2. Montrer que le TRPI ayant les plus petits côtés non nuls est défini par le couple (3 ; 5).

Corrigé

C’est justement de cette manière que Fermat résolvait les équations de Pell :

  1. déterminer (par essais successifs) la plus petite solution de l’équation diophantienne (ici (3 ;5) qui correspond au triangle 3-4-5) ;
  2. Trouver comment on peut passer de chaque solution à la suivante (à l’aide de matrices) et ainsi avoir un moyen algorithmique de décrire toutes les solutions.

On peut dire que cette méthode consiste à décrire les solutions de l’équation diophantienne par une équation paramétrique de l’hyperbole. La question 2 visait à trouver la plus petite solution. Ce script montre que la plus petite valeur de x non nulle qui convient est 3 :

On en déduit y=5.

3. a. Soit n un entier naturel. Montrer que si n² est impair alors n est impair.
b. Montrer que dans un couple d’entiers (x ;y) définissant un TRPI, le nombre y est nécessairement impair.

Corrigé

Pour le a, une démonstration par contraposition est simple, puisque la contraposée de ce qui est à démontrer est « si n est pair alors son carré aussi » :

  • Si n est pair alors il existe k tel que n=2k ;
  • Mais alors, n²=(2k)²=4k² est un multiple de 4.
  • A fortiori c’est un nombre pair.

Pour le b, on va utiliser le a, par exemple en réduisant modulo 2 l’expression 2x²+2x+1 qui, modulo 2, donne 0+0+1 : Le premier membre de l’équation est impair puisqu’il vaut 1 modulo 2. Mais il est égal à y² qui est impair aussi, et d’après le a il en est de même pour y lui-même.

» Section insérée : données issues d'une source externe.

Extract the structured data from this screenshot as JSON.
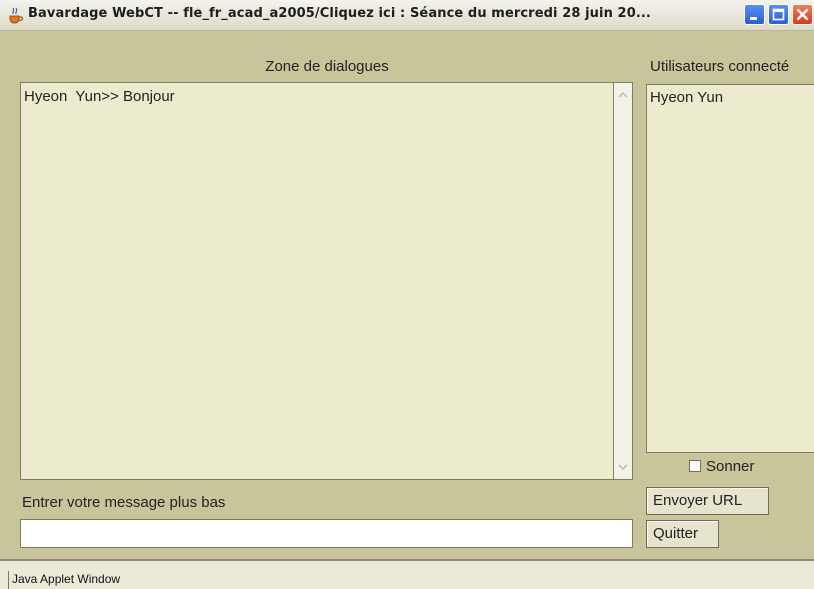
{
  "window": {
    "title": "Bavardage WebCT -- fle_fr_acad_a2005/Cliquez ici : Séance du mercredi 28 juin 20...",
    "icon": "java-cup-icon",
    "controls": [
      "minimize-icon",
      "maximize-icon",
      "close-icon"
    ]
  },
  "chat": {
    "dialog_label": "Zone de dialogues",
    "messages": [
      "Hyeon  Yun>> Bonjour"
    ]
  },
  "users": {
    "label": "Utilisateurs connecté",
    "items": [
      "Hyeon Yun"
    ]
  },
  "options": {
    "sonner_label": "Sonner",
    "sonner_checked": false
  },
  "compose": {
    "label": "Entrer votre message plus bas",
    "value": ""
  },
  "buttons": {
    "send_url": "Envoyer URL",
    "quit": "Quitter"
  },
  "status": {
    "text": "Java Applet Window"
  },
  "colors": {
    "panel": "#c8c59b",
    "field": "#ecebcd",
    "title_text": "#1e1e1e"
  }
}
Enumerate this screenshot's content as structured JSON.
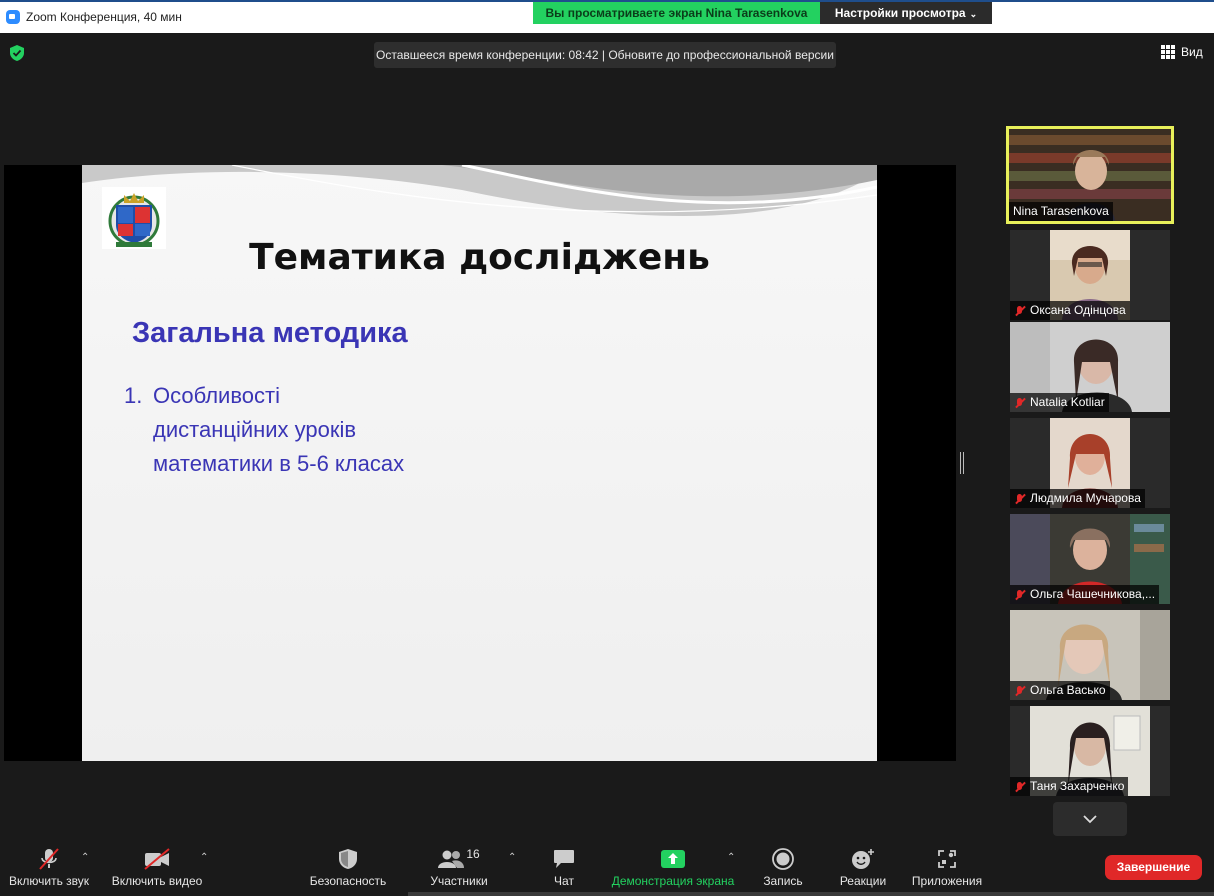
{
  "window": {
    "title": "Zoom Конференция, 40 мин",
    "share_banner": "Вы просматриваете экран Nina Tarasenkova",
    "view_options": "Настройки просмотра"
  },
  "header": {
    "time_notice": "Оставшееся время конференции: 08:42 | Обновите до профессиональной версии",
    "view_label": "Вид"
  },
  "slide": {
    "title": "Тематика досліджень",
    "subtitle": "Загальна методика",
    "item_number": "1.",
    "item_lines": [
      "Особливості",
      "дистанційних уроків",
      "математики в 5-6 класах"
    ]
  },
  "participants": [
    {
      "name": "Nina Tarasenkova",
      "muted": false,
      "active": true,
      "bg": "#4a3b2e"
    },
    {
      "name": "Оксана Одінцова",
      "muted": true,
      "active": false,
      "bg": "#b9a58e"
    },
    {
      "name": "Natalia Kotliar",
      "muted": true,
      "active": false,
      "bg": "#c8c6c4"
    },
    {
      "name": "Людмила Мучарова",
      "muted": true,
      "active": false,
      "bg": "#d9cbbf"
    },
    {
      "name": "Ольга Чашечникова,...",
      "muted": true,
      "active": false,
      "bg": "#5a4a3a"
    },
    {
      "name": "Ольга Васько",
      "muted": true,
      "active": false,
      "bg": "#c9c3b6"
    },
    {
      "name": "Таня Захарченко",
      "muted": true,
      "active": false,
      "bg": "#d6d2c8"
    }
  ],
  "toolbar": {
    "unmute": "Включить звук",
    "start_video": "Включить видео",
    "security": "Безопасность",
    "participants": "Участники",
    "participants_count": "16",
    "chat": "Чат",
    "share_screen": "Демонстрация экрана",
    "record": "Запись",
    "reactions": "Реакции",
    "apps": "Приложения",
    "end": "Завершение"
  },
  "colors": {
    "share_banner": "#23d160",
    "end_button": "#e02828",
    "active_speaker_border": "#e8f05a",
    "slide_text": "#3a35b5"
  }
}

4. Montrer que si le couple d’entiers naturels (x ;y) définit un TRPI, alors x et y sont premiers entre eux.

Corrigé

Si d est un diviseur commun à x et y alors, modulo d :

  • 2x² se réduit à 0 (car il est divisible par d) ;
  • 2x se réduit à 0 aussi
  • 1 se réduit à 1
  • donc 2x²+2x+1 est égal à 1, modulo d.

Mais puisque y² est divisible par d (par hypothèse), modulo d, l’équation 2x²+2x+1=y² se réduit à 0=1 ce qui montre par l’absurde que x et y n’ont pas de diviseur commun d : Ils sont premiers entre eux.

Partie B

On note A la matrice carrée, et B la matrice colonne ci-dessous :

À U=(x,y) on fait subir les transformations suivantes :

  • transposer U pour avoir un vecteur colonne ;
  • multiplier la matrice A par ce vecteur colonne ;
  • Additionner au résultat, le vecteur colonne B.

Le vecteur colonne résultant est, comme on va le voir ci-dessous, à nouveau une solution de l’équation diophantienne.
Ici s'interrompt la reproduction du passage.